Por otra parte: padecemos las consecuencias de una política de la negatividad. Estamos creyendo y basando nuestros proyectos políticos en lo que no hay que hacer. Nos obsesionamos con diferenciarnos, con destruir y con cerrar caminos en vez de proponer nuevos y definir lo que sí queremos lograr. Porque, al fin y al cabo, creemos que la política es el funcionario de turno o la decisión que tomó el gobierno hoy. A mí me gusta pensar a la política como una fuerza positiva de “hacer algo”, para construir, para transformar nuestras condiciones de vida en unas más dignas, más compatibles con lo humano. Si partimos de ese principio, la visión se reacomoda y dejamos de intentar destruirnos entre rojos y azules y empezamos a darnos cuenta que lo realmente importante es encontrar las formas de alcanzar esos objetivos fundamentales, esas bases. La fórmula perfecta no existe, ahí es cuando comienzan las diferencias y las infinitas opciones de caminos a seguir. Pero ese camino no puede desvirtuarse en algo que olvide el rector de toda acción política: la vida y el bienestar de todas las personas. A la política se la combate con más y mejor política.
De nuevo, hay que volver –en el buen sentido, en el filosófico, no en el nostálgico chicato–: ¿Qué es lo que realmente queremos? ¿Qué es lo que esperamos de la política? Tal vez, hacernos estas preguntas nos ayude a limpiar un poco la cabeza, reordenarla y dejar de pensar que la política la hacen quienes que andan entre edificios imponentes de oficinas lujosas y empezaremos a entenderla más cercana a nosotros mismos.

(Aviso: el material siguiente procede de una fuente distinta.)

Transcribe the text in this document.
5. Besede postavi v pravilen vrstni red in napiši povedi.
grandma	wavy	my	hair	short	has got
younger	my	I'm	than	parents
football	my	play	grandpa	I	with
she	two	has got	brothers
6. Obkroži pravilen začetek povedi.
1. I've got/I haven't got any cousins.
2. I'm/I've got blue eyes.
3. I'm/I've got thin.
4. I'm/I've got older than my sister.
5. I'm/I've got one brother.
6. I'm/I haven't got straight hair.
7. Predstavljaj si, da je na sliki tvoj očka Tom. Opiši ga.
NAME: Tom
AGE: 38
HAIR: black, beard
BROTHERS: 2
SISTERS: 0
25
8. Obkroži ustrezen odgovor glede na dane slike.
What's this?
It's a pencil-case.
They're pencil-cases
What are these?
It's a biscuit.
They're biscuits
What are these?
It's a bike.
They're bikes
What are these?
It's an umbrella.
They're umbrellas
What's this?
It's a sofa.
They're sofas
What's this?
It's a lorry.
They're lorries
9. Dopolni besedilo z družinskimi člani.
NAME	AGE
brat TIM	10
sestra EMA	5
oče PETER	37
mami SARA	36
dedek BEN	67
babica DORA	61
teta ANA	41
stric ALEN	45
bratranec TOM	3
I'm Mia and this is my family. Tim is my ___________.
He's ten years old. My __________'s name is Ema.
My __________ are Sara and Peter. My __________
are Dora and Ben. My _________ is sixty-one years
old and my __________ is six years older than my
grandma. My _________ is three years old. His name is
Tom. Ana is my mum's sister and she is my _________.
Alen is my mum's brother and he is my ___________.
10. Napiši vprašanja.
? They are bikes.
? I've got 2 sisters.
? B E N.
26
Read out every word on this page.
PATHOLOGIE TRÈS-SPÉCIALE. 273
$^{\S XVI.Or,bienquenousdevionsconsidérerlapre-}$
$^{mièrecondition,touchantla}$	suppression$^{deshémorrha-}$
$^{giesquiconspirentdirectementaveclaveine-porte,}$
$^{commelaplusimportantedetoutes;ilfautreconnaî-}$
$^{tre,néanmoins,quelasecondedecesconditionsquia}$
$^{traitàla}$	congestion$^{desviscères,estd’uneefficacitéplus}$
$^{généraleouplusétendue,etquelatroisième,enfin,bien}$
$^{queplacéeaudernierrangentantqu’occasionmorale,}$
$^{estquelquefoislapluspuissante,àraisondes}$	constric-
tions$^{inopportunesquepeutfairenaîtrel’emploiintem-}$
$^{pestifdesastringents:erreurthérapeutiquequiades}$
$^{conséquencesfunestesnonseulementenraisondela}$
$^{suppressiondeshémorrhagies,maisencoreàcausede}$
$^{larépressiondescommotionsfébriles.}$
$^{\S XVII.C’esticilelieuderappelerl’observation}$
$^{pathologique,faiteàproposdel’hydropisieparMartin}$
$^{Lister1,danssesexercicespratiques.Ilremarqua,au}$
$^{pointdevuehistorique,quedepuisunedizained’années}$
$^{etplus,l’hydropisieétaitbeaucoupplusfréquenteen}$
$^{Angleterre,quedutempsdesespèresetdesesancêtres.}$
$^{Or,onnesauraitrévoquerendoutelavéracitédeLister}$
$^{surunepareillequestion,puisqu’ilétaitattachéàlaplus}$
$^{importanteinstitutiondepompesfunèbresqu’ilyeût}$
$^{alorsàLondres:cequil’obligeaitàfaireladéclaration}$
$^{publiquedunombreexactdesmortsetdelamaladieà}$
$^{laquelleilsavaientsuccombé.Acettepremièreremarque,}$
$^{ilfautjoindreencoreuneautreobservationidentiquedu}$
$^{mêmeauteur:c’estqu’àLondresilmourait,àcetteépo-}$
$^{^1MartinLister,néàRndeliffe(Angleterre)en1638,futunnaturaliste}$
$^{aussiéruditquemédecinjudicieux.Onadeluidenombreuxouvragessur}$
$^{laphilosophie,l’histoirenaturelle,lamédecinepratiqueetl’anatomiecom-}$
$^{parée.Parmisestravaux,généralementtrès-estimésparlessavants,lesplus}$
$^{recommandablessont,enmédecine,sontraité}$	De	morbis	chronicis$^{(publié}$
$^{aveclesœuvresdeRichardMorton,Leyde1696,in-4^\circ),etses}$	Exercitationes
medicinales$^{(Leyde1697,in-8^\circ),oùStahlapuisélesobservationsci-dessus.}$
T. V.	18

Entenderemos que, a veces, no hace falta tener la potestad de cambiar la realidad compleja de un país, sino que desde donde estamos –el trabajo, la facultad, la escuela, el barrio– podemos pensar en cómo hacer un poco más ameno nuestro tránsito y el de quienes nos rodean.
Lamento para quien le siga pesando la palabra o la siga sintiendo sucia, pero creo que el llamado a frenar, para pensar y cuestionarse, es tal vez el primer acto político.